Les complémentaires se trompent d’ennemi. En effet, elles se basent sur le fait que les réseaux de soins permettront aux médecins d’avoir plus de patients. Si cela était vrai dans les années 80, ce n’est plus le cas de nos jours. En effet, les médecins ont plus de patients qu’il n’en faut et ne savent plus où donner de la tête. Les longues attentes pour un simple rendez vous en sont certainement l’exemple le plus flagrant. Et pour les patients, l’urgence serait plus de raccourcir les délais d’attente que de trouver des prix plus bas. C’est donc un constat amer qui s’impose : l’économie l’emporte sur l’éthique.

 

Par ailleurs, contraindre le patient à choisir un praticien précis pour avoir de meilleurs remboursements, c’est lui enlever sa liberté de choix. Cette loi met à mal le modèle social français dont la base est la liberté de choix pour le patient du praticien et du niveau de qualité qu’il souhaite.

 

L’égalité de tous devant les soins n’est plus respectée

Le principe de l’accès égal aux soins pour chaque citoyen, pourtant défendu par le président de la république, est bafoué par cette loi.

En effet, le patient se voit obligé de choisir un praticien donné sans pouvoir négocier son lieu d’exercice et ses prix.
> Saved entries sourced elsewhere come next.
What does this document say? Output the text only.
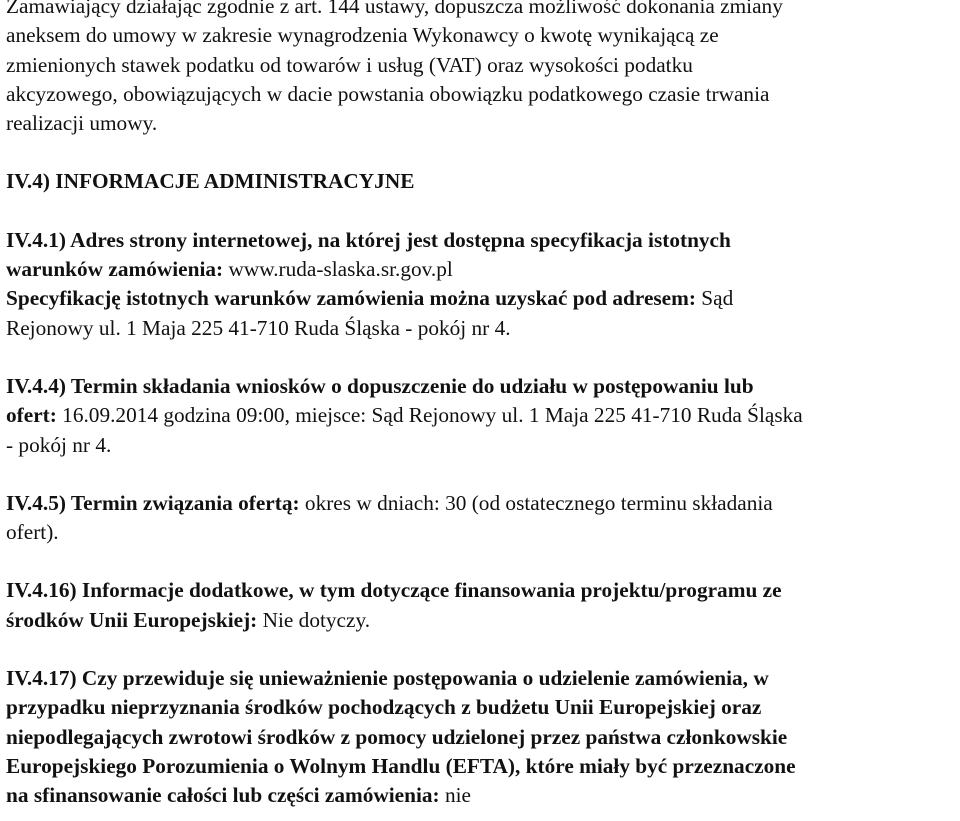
Zamawiający działając zgodnie z art. 144 ustawy, dopuszcza możliwość dokonania zmiany
aneksem do umowy w zakresie wynagrodzenia Wykonawcy o kwotę wynikającą ze
zmienionych stawek podatku od towarów i usług (VAT) oraz wysokości podatku
akcyzowego, obowiązujących w dacie powstania obowiązku podatkowego czasie trwania
realizacji umowy.
IV.4) INFORMACJE ADMINISTRACYJNE
IV.4.1) Adres strony internetowej, na której jest dostępna specyfikacja istotnych
warunków zamówienia: www.ruda-slaska.sr.gov.pl
Specyfikację istotnych warunków zamówienia można uzyskać pod adresem: Sąd
Rejonowy ul. 1 Maja 225 41-710 Ruda Śląska - pokój nr 4.
IV.4.4) Termin składania wniosków o dopuszczenie do udziału w postępowaniu lub
ofert: 16.09.2014 godzina 09:00, miejsce: Sąd Rejonowy ul. 1 Maja 225 41-710 Ruda Śląska
- pokój nr 4.
IV.4.5) Termin związania ofertą: okres w dniach: 30 (od ostatecznego terminu składania
ofert).
IV.4.16) Informacje dodatkowe, w tym dotyczące finansowania projektu/programu ze
środków Unii Europejskiej: Nie dotyczy.
IV.4.17) Czy przewiduje się unieważnienie postępowania o udzielenie zamówienia, w
przypadku nieprzyznania środków pochodzących z budżetu Unii Europejskiej oraz
niepodlegających zwrotowi środków z pomocy udzielonej przez państwa członkowskie
Europejskiego Porozumienia o Wolnym Handlu (EFTA), które miały być przeznaczone
na sfinansowanie całości lub części zamówienia: nie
Et l’on peut se demander si bientôt, les patients ne se résigneront pas à opter pour les soins qui peuvent leur être remboursés qu’ils soient conformes ou pas à leurs traitements médicaux.

 

C’est une démarche qui arrange bien les mutuelles puisqu’elle leur permet de réduire les risques et d’augmenter leurs profits.  C’est ce qui explique la part active qu’elles prennent dans la cabale générale orchestrée depuis quelques semaines dans toute la presse contre les tarifs des médecins. Et sous le prétexte de défendre leurs assurés, elles alimentent la colère contre le corps médical.

 

Les mutuelles doivent regarder l’avenir

 

 Il y a des problèmes bien plus sérieux sur lesquels les mutuelles pourraient se pencher. Elles pourraient par exemple prendre une part active à la réforme du système en faveur de la valorisation et de prise en charge de l'ensemble des actes bucco dentaires. C’est un acte qui correspond davantage à principe d’exigence sociale et qui pourrait surtout améliorer leur niveau de qualité.

        

L'UJCD est très attachée à la qualité du système de soins français et continuera de la défendre. Elle continuera également de soutenir les chirurgiens dentistes dans l’exercice de leur profession et de les défendre contre l’isolement et la sous-rémunération.

Et ce sont ces questions que les mutuelles devraient privilégier au lieu de chercher à faire triompher la finance sur l’éthique.